Medium-Chain Triglycerides-Specific Appetite is Regulated by the β-oxidation of Medium-Chain Fatty Acids in the Liver.

Abstract

Most studies on fat appetite have focused on long-chain triglycerides (LCTs) due to their obesogenic properties. Medium-chain triglycerides (MCTs), conversely, exhibit anti-obesogenic effects; however, the regulation of MCTs intake remains elusive. Here, we demonstrate that mice can distinguish between MCTs and LCTs, and the specific appetite for MCTs is governed by hepatic β-oxidation. We generated liver-specific medium-chain acyl-CoA dehydrogenase (MCAD)-deficient (MCADL-/-) mice and analyzed their preference for MCTs and LCTs solutions using glyceryl trioctanoate (C8-TG), glyceryl tridecanoate (C10-TG), corn oil, and lard oil in two-bottle choice tests conducted over 8 days. Additionally, we employed lick microstructure analyses to evaluate the palatability and appetite for MCTs and LCTs solutions. Finally, we measured the expression levels of genes associated with fat ingestion (Galanin, Qrfp, and Nmu) in the hypothalamus 2 h after oral gavage of fat.
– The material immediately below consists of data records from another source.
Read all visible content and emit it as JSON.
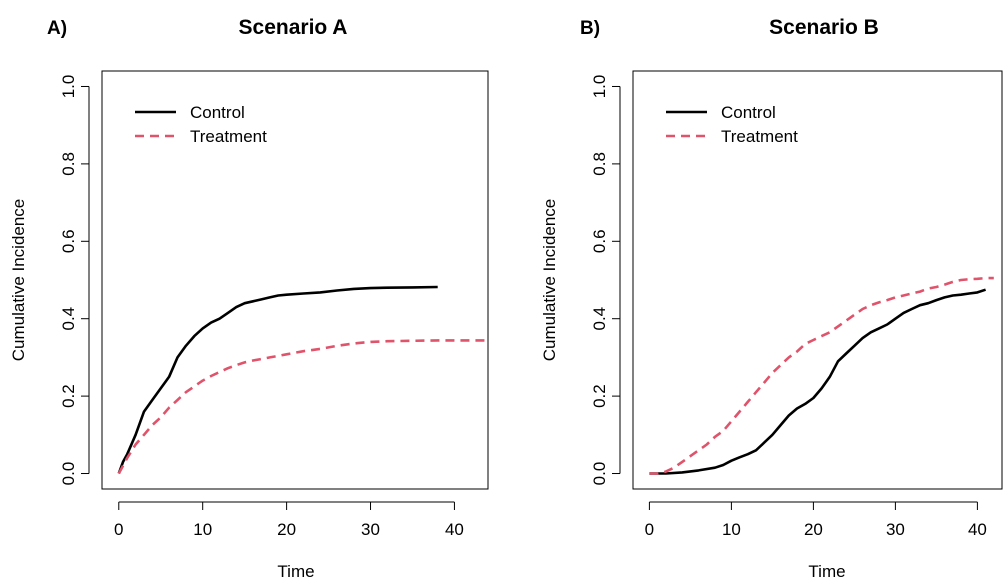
{
  "chart_data": [
    {
      "type": "line",
      "panel_tag": "A)",
      "title": "Scenario A",
      "xlabel": "Time",
      "ylabel": "Cumulative Incidence",
      "xlim": [
        -2,
        44
      ],
      "ylim": [
        -0.04,
        1.04
      ],
      "xticks": [
        0,
        10,
        20,
        30,
        40
      ],
      "xtick_labels": [
        "0",
        "10",
        "20",
        "30",
        "40"
      ],
      "yticks": [
        0,
        0.2,
        0.4,
        0.6,
        0.8,
        1.0
      ],
      "ytick_labels": [
        "0.0",
        "0.2",
        "0.4",
        "0.6",
        "0.8",
        "1.0"
      ],
      "grid": false,
      "legend": "top-left",
      "series": [
        {
          "name": "Control",
          "color": "#000000",
          "dash": "solid",
          "points": [
            [
              0,
              0
            ],
            [
              0.5,
              0.03
            ],
            [
              1,
              0.05
            ],
            [
              2,
              0.1
            ],
            [
              3,
              0.16
            ],
            [
              4,
              0.19
            ],
            [
              5,
              0.22
            ],
            [
              6,
              0.25
            ],
            [
              7,
              0.3
            ],
            [
              8,
              0.33
            ],
            [
              9,
              0.355
            ],
            [
              10,
              0.375
            ],
            [
              11,
              0.39
            ],
            [
              12,
              0.4
            ],
            [
              13,
              0.415
            ],
            [
              14,
              0.43
            ],
            [
              15,
              0.44
            ],
            [
              16,
              0.445
            ],
            [
              17,
              0.45
            ],
            [
              18,
              0.455
            ],
            [
              19,
              0.46
            ],
            [
              20,
              0.462
            ],
            [
              22,
              0.465
            ],
            [
              24,
              0.468
            ],
            [
              26,
              0.473
            ],
            [
              28,
              0.477
            ],
            [
              30,
              0.479
            ],
            [
              32,
              0.48
            ],
            [
              35,
              0.481
            ],
            [
              38,
              0.482
            ]
          ]
        },
        {
          "name": "Treatment",
          "color": "#DF536B",
          "dash": "dashed",
          "points": [
            [
              0,
              0
            ],
            [
              1,
              0.04
            ],
            [
              2,
              0.075
            ],
            [
              3,
              0.1
            ],
            [
              4,
              0.125
            ],
            [
              5,
              0.145
            ],
            [
              6,
              0.17
            ],
            [
              7,
              0.19
            ],
            [
              8,
              0.21
            ],
            [
              9,
              0.225
            ],
            [
              10,
              0.24
            ],
            [
              11,
              0.252
            ],
            [
              12,
              0.262
            ],
            [
              13,
              0.272
            ],
            [
              14,
              0.28
            ],
            [
              15,
              0.287
            ],
            [
              16,
              0.292
            ],
            [
              17,
              0.296
            ],
            [
              18,
              0.3
            ],
            [
              19,
              0.304
            ],
            [
              20,
              0.308
            ],
            [
              22,
              0.316
            ],
            [
              24,
              0.322
            ],
            [
              26,
              0.33
            ],
            [
              28,
              0.336
            ],
            [
              30,
              0.34
            ],
            [
              32,
              0.342
            ],
            [
              35,
              0.343
            ],
            [
              38,
              0.344
            ],
            [
              41,
              0.344
            ],
            [
              44,
              0.344
            ]
          ]
        }
      ]
    },
    {
      "type": "line",
      "panel_tag": "B)",
      "title": "Scenario B",
      "xlabel": "Time",
      "ylabel": "Cumulative Incidence",
      "xlim": [
        -2,
        43
      ],
      "ylim": [
        -0.04,
        1.04
      ],
      "xticks": [
        0,
        10,
        20,
        30,
        40
      ],
      "xtick_labels": [
        "0",
        "10",
        "20",
        "30",
        "40"
      ],
      "yticks": [
        0,
        0.2,
        0.4,
        0.6,
        0.8,
        1.0
      ],
      "ytick_labels": [
        "0.0",
        "0.2",
        "0.4",
        "0.6",
        "0.8",
        "1.0"
      ],
      "grid": false,
      "legend": "top-left",
      "series": [
        {
          "name": "Control",
          "color": "#000000",
          "dash": "solid",
          "points": [
            [
              0,
              0
            ],
            [
              2,
              0
            ],
            [
              4,
              0.003
            ],
            [
              6,
              0.008
            ],
            [
              8,
              0.015
            ],
            [
              9,
              0.022
            ],
            [
              10,
              0.033
            ],
            [
              11,
              0.042
            ],
            [
              12,
              0.05
            ],
            [
              13,
              0.06
            ],
            [
              14,
              0.08
            ],
            [
              15,
              0.1
            ],
            [
              16,
              0.125
            ],
            [
              17,
              0.15
            ],
            [
              18,
              0.168
            ],
            [
              19,
              0.18
            ],
            [
              20,
              0.195
            ],
            [
              21,
              0.22
            ],
            [
              22,
              0.25
            ],
            [
              23,
              0.29
            ],
            [
              24,
              0.31
            ],
            [
              25,
              0.33
            ],
            [
              26,
              0.35
            ],
            [
              27,
              0.365
            ],
            [
              28,
              0.375
            ],
            [
              29,
              0.385
            ],
            [
              30,
              0.4
            ],
            [
              31,
              0.415
            ],
            [
              32,
              0.425
            ],
            [
              33,
              0.435
            ],
            [
              34,
              0.44
            ],
            [
              35,
              0.448
            ],
            [
              36,
              0.455
            ],
            [
              37,
              0.46
            ],
            [
              38,
              0.462
            ],
            [
              39,
              0.465
            ],
            [
              40,
              0.468
            ],
            [
              41,
              0.475
            ]
          ]
        },
        {
          "name": "Treatment",
          "color": "#DF536B",
          "dash": "dashed",
          "points": [
            [
              0,
              0
            ],
            [
              1,
              0
            ],
            [
              2,
              0.005
            ],
            [
              3,
              0.015
            ],
            [
              4,
              0.03
            ],
            [
              5,
              0.045
            ],
            [
              6,
              0.06
            ],
            [
              7,
              0.075
            ],
            [
              8,
              0.095
            ],
            [
              9,
              0.11
            ],
            [
              10,
              0.135
            ],
            [
              11,
              0.16
            ],
            [
              12,
              0.185
            ],
            [
              13,
              0.21
            ],
            [
              14,
              0.235
            ],
            [
              15,
              0.26
            ],
            [
              16,
              0.28
            ],
            [
              17,
              0.3
            ],
            [
              18,
              0.315
            ],
            [
              19,
              0.335
            ],
            [
              20,
              0.345
            ],
            [
              21,
              0.355
            ],
            [
              22,
              0.365
            ],
            [
              23,
              0.38
            ],
            [
              24,
              0.395
            ],
            [
              25,
              0.41
            ],
            [
              26,
              0.425
            ],
            [
              27,
              0.435
            ],
            [
              28,
              0.442
            ],
            [
              29,
              0.448
            ],
            [
              30,
              0.455
            ],
            [
              31,
              0.46
            ],
            [
              32,
              0.465
            ],
            [
              33,
              0.47
            ],
            [
              34,
              0.478
            ],
            [
              35,
              0.482
            ],
            [
              36,
              0.488
            ],
            [
              37,
              0.495
            ],
            [
              38,
              0.5
            ],
            [
              39,
              0.502
            ],
            [
              40,
              0.503
            ],
            [
              41,
              0.505
            ],
            [
              42,
              0.505
            ]
          ]
        }
      ]
    }
  ]
}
Compared to control mice, MCADL-/- mice exhibited a significantly reduced preference for MCTs solutions, with no alteration in the preference for LCTs. Lick analysis revealed that MCADL-/- mice displayed a significantly decreased appetite for MCTs solutions only, while the palatability of both MCTs and LCTs solutions remained unaffected. Hypothalamic Galanin expression in control mice was elevated by oral gavage of C8-TG but not by LCTs, and this response was abrogated in MCADL-/- mice. In summary, our data suggest that hepatic β-oxidation is required for MCTs-specific appetite but not for LCTs-specific appetite. The induction of hypothalamic galanin upon MCTs ingestion, dependent on hepatic beta-oxidation, could be involved in the regulation of MCTs-specific appetite.